‘Future generations will judge us’: Senator urges action on biodiversity crisis
Róisín Garvey becomes emotional during debate on how to tackle threat to ecosystems
Green Party Senator Róisín Garvey warned that ‘we are in the last second, the last minute to midnight as we face a complete destruction of all we have grown up to know, and our children won’t’. File photograph: Nick Bradshaw
A Green Party Senator became emotional as she highlighted the biodiversity crisis the world faces as a result of climate change.
Senator Róisín Garvey was winding up a Seanad debate on biodiversity in which her party, which is in Government, called for action as soon as possible on programme for government commitments on climate change.
The Green Party also endorsed the Dáil’s 2019 declaration of a climate and biodiversity emergency.
Ms Garvey became emotional and stumbled over her words when she said that “the collapse of natural habitats, loss of species and degradation of our fresh and marine water ecosystems is on a scale unparalleled in human history”.
The Clare Senator said that “future generations will judge us on how we respond to this existential crisis but we are up for the challenge”.
“We all want to be able to look our grandchildren in the face and say that we did everything today we could do.”
Ms Garvey warned that “we are in the last second, the last minute to midnight as we face a complete destruction of all we have grown up to know, and our children won’t”.
She said that was why they had to put an economic value on this as well as a social value and a “health and heart value”.
Criticising Sinn Féin she said she was disappointed the party did not recognise the need for an economic value “because they are always talking about workers’ rights and the farmers are the workers”.
The farmers are the most important people they had to engage with “to protect our land and our planet for future generations”.
Sinn Féin Senator Lynn Boylan had earlier said she “winced” when she heard talk of “ecosystem services”. The global north had exploited nature for centuries and nature should be protected regardless of benefit humans might happen to accrue from it.
The former MEP said the “concept of offsets and ecosystem services are taken from the book of technocratic green-minded decision-makers who believe that something won’t be respected for its intrinsic value but for its monetary value or for what we as humans can get out of it”.
She warned that “commodifying nature is morally wrong” and if a price was put on something “there is always someone with pockets deep enough to buy it”. Ms Boylan also expressed concern about a new “neo-imperialism” in relation to nature and its economic value.
She cited as an example the establishment of a forestry system set up to store carbon but which “incentivised the planting of non-native trees” which she said described the current system in Ireland.
Speaking in the debate Minister of State for Agriculture Pippa Hackett said she recognised the significant role of agriculture in bringing nature back into people’s lives.
‘’I see my role as supporting farmers who care about land.
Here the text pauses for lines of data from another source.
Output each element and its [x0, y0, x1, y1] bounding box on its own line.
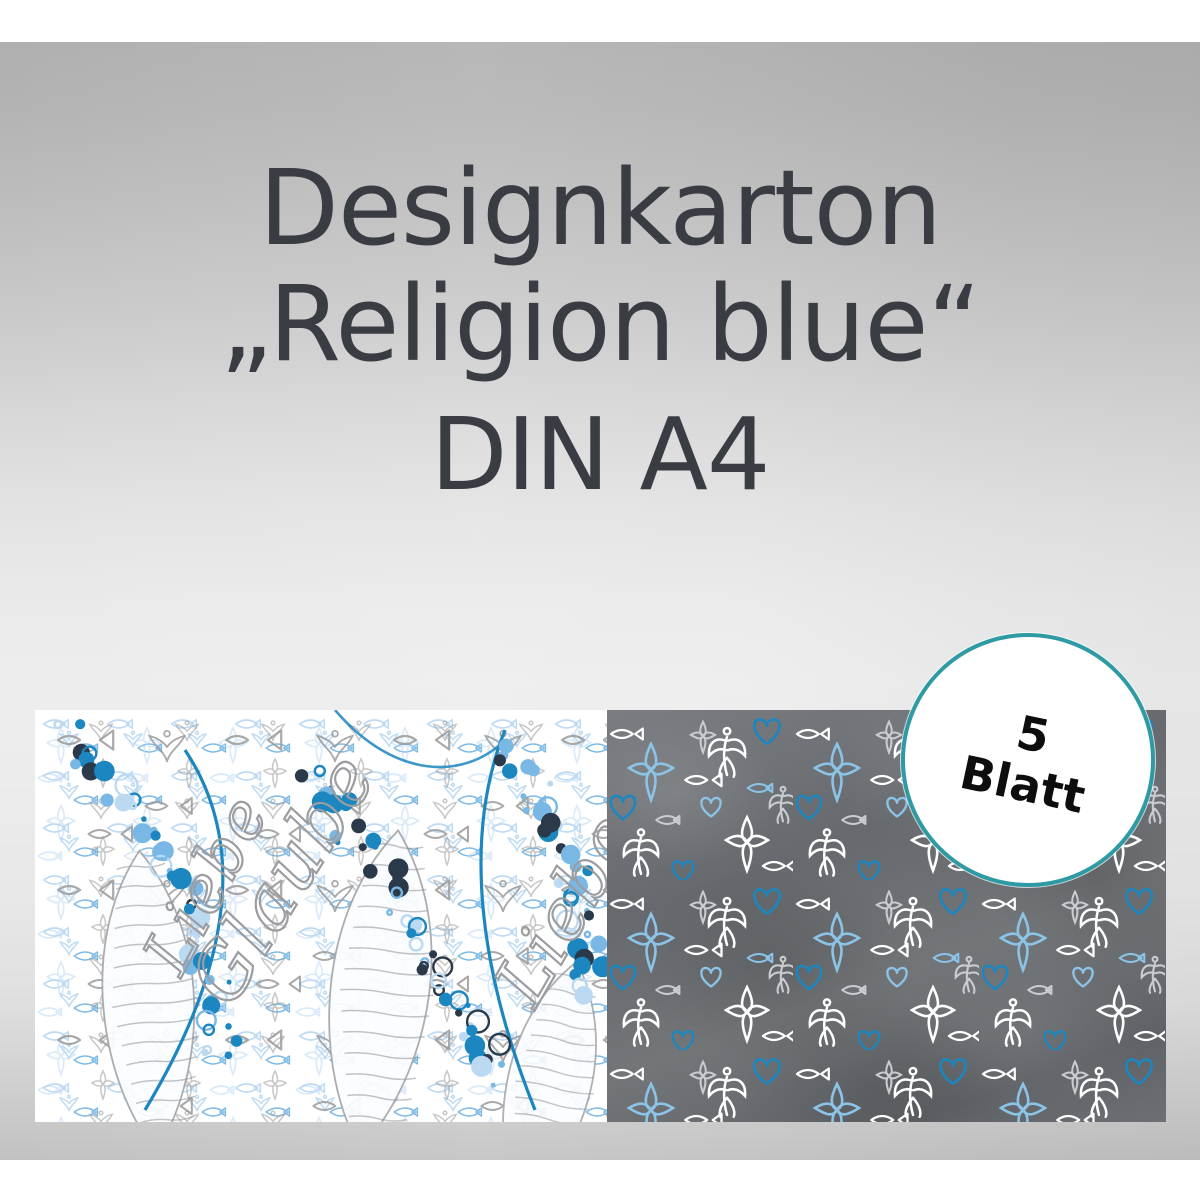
page-title: Designkarton „Religion blue“ DIN A4 — [0, 150, 1200, 511]
left-sheet-artwork: GlaubeLiebeLiebe — [35, 710, 607, 1122]
badge-text: 5 Blatt — [956, 697, 1100, 822]
title-line-3: DIN A4 — [0, 399, 1200, 511]
title-line-1: Designkarton — [0, 150, 1200, 266]
title-line-2: „Religion blue“ — [0, 266, 1200, 382]
status-badge: 5 Blatt — [901, 633, 1155, 887]
product-image: Designkarton „Religion blue“ DIN A4 Glau… — [0, 0, 1200, 1200]
sample-left-sheet: GlaubeLiebeLiebe — [35, 710, 607, 1122]
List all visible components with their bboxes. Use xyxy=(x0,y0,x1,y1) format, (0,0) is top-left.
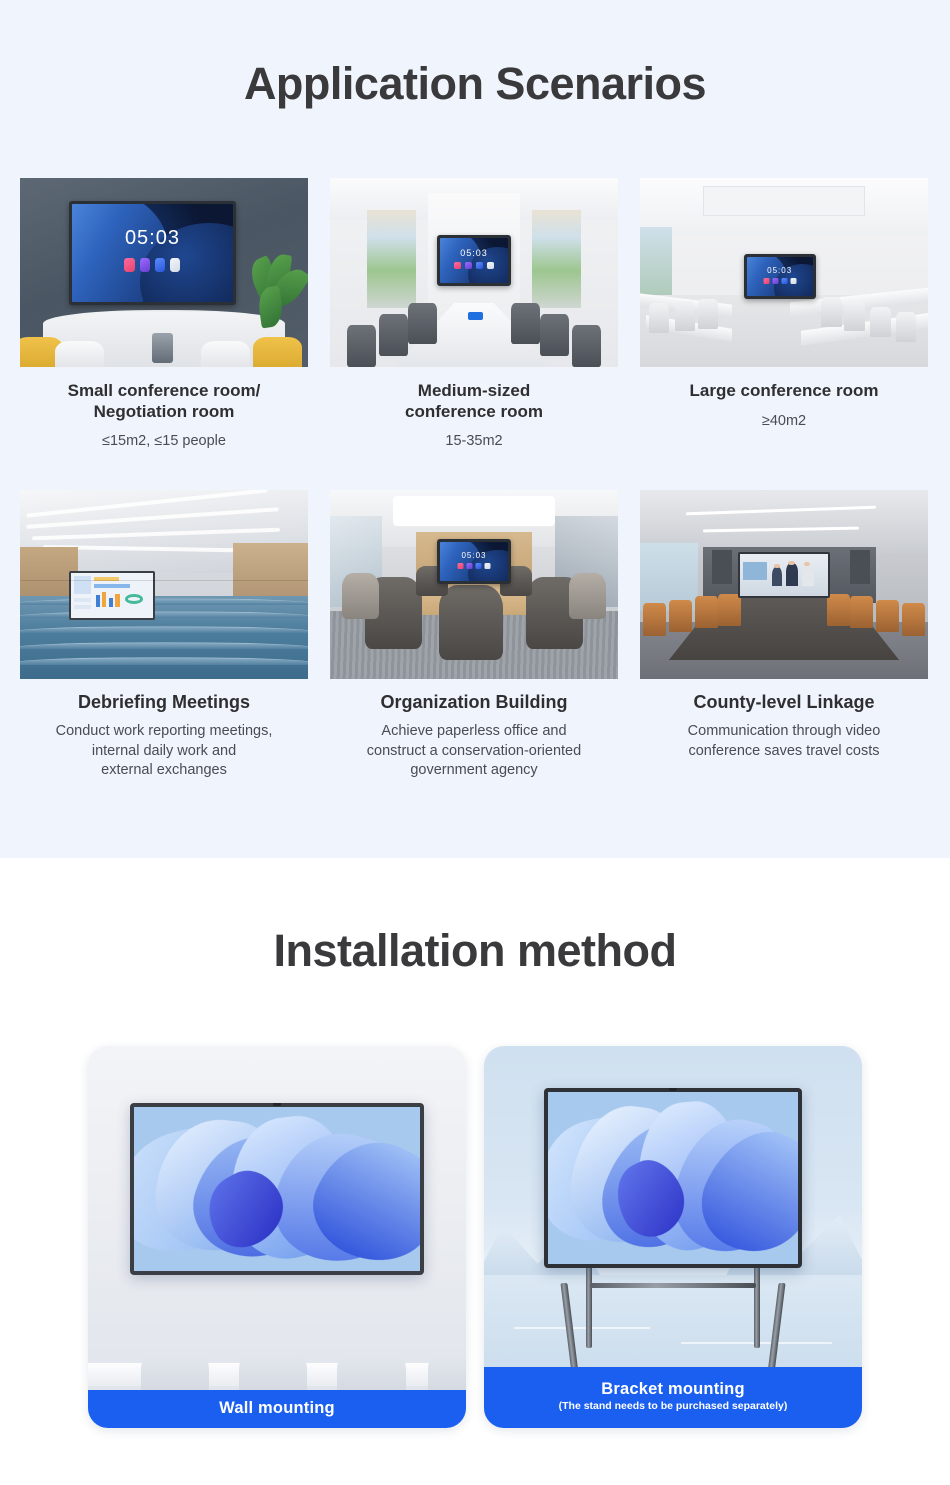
scenario-card-medium-conference-room[interactable]: 05:03 Medium-sized conference room 15-35… xyxy=(330,178,618,452)
panel-clock-2: 05:03 xyxy=(440,248,509,258)
scenario-card-subtitle: ≤15m2, ≤15 people xyxy=(20,432,308,452)
scenario-card-heading: Small conference room/ Negotiation room xyxy=(20,381,308,422)
scenario-card-small-conference-room[interactable]: 05:03 Small conference room/ Negotiation… xyxy=(20,178,308,452)
scenario-card-heading: Large conference room xyxy=(640,381,928,402)
medium-conference-room-photo: 05:03 xyxy=(330,178,618,367)
scenario-card-large-conference-room[interactable]: 05:03 Large conference room ≥40m2 xyxy=(640,178,928,452)
scenario-card-debriefing-meetings[interactable]: Debriefing Meetings Conduct work reporti… xyxy=(20,490,308,781)
scenario-card-heading: Medium-sized conference room xyxy=(330,381,618,422)
application-scenarios-section: Application Scenarios xyxy=(0,0,950,858)
scenario-card-heading: Debriefing Meetings xyxy=(20,692,308,714)
scenario-card-subtitle: Achieve paperless office and construct a… xyxy=(330,722,618,781)
scenario-card-subtitle: Conduct work reporting meetings, interna… xyxy=(20,722,308,781)
boardroom-photo: 05:03 xyxy=(330,490,618,679)
panel-clock-1: 05:03 xyxy=(72,227,233,250)
installation-label-text: Wall mounting xyxy=(94,1399,460,1418)
scenario-card-heading: County-level Linkage xyxy=(640,692,928,714)
installation-cards-row: Wall mounting xyxy=(88,1046,862,1428)
auditorium-photo xyxy=(20,490,308,679)
large-conference-room-photo: 05:03 xyxy=(640,178,928,367)
page-title-application-scenarios: Application Scenarios xyxy=(0,58,950,110)
video-conference-room-photo xyxy=(640,490,928,679)
scenario-card-subtitle: ≥40m2 xyxy=(640,412,928,432)
scenario-card-subtitle: 15-35m2 xyxy=(330,432,618,452)
installation-label-text: Bracket mounting xyxy=(490,1380,856,1399)
panel-clock-3: 05:03 xyxy=(747,266,813,275)
scenario-card-organization-building[interactable]: 05:03 Organization Building Achieve pape… xyxy=(330,490,618,781)
wall-mounted-display-photo xyxy=(88,1046,466,1428)
installation-card-wall-mounting[interactable]: Wall mounting xyxy=(88,1046,466,1428)
installation-label-bracket-mounting: Bracket mounting (The stand needs to be … xyxy=(484,1367,862,1428)
scenario-grid-row-1: 05:03 Small conference room/ Negotiation… xyxy=(20,178,930,452)
page-title-installation-method: Installation method xyxy=(0,925,950,977)
installation-label-wall-mounting: Wall mounting xyxy=(88,1390,466,1428)
small-conference-room-photo: 05:03 xyxy=(20,178,308,367)
panel-clock-5: 05:03 xyxy=(440,551,509,560)
scenario-card-county-level-linkage[interactable]: County-level Linkage Communication throu… xyxy=(640,490,928,781)
scenario-card-subtitle: Communication through video conference s… xyxy=(640,722,928,761)
installation-card-bracket-mounting[interactable]: Bracket mounting (The stand needs to be … xyxy=(484,1046,862,1428)
installation-label-note: (The stand needs to be purchased separat… xyxy=(490,1400,856,1412)
scenario-grid-row-2: Debriefing Meetings Conduct work reporti… xyxy=(20,490,930,781)
scenario-card-heading: Organization Building xyxy=(330,692,618,714)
I know that is the vast majority of them.
“But farmers who know about nature and care about nature need a range of supports so that they can move to the more sustainable, less intensive practices which will support biodiversity. I intend to deliver those supports.’’
Ms Hackett, who has responsibility for biodiversity, stressed that it was a priority and the measures in the programme for government include the “implementation of EU Green Deal environmental measures, publication of a national pollinator plan, an increase in biodiversity awareness initiatives across all levels of education, the development of policies to increase urban biodiversity, and further work to build on the foundations laid at the first National Biodiversity Conference in 2019”.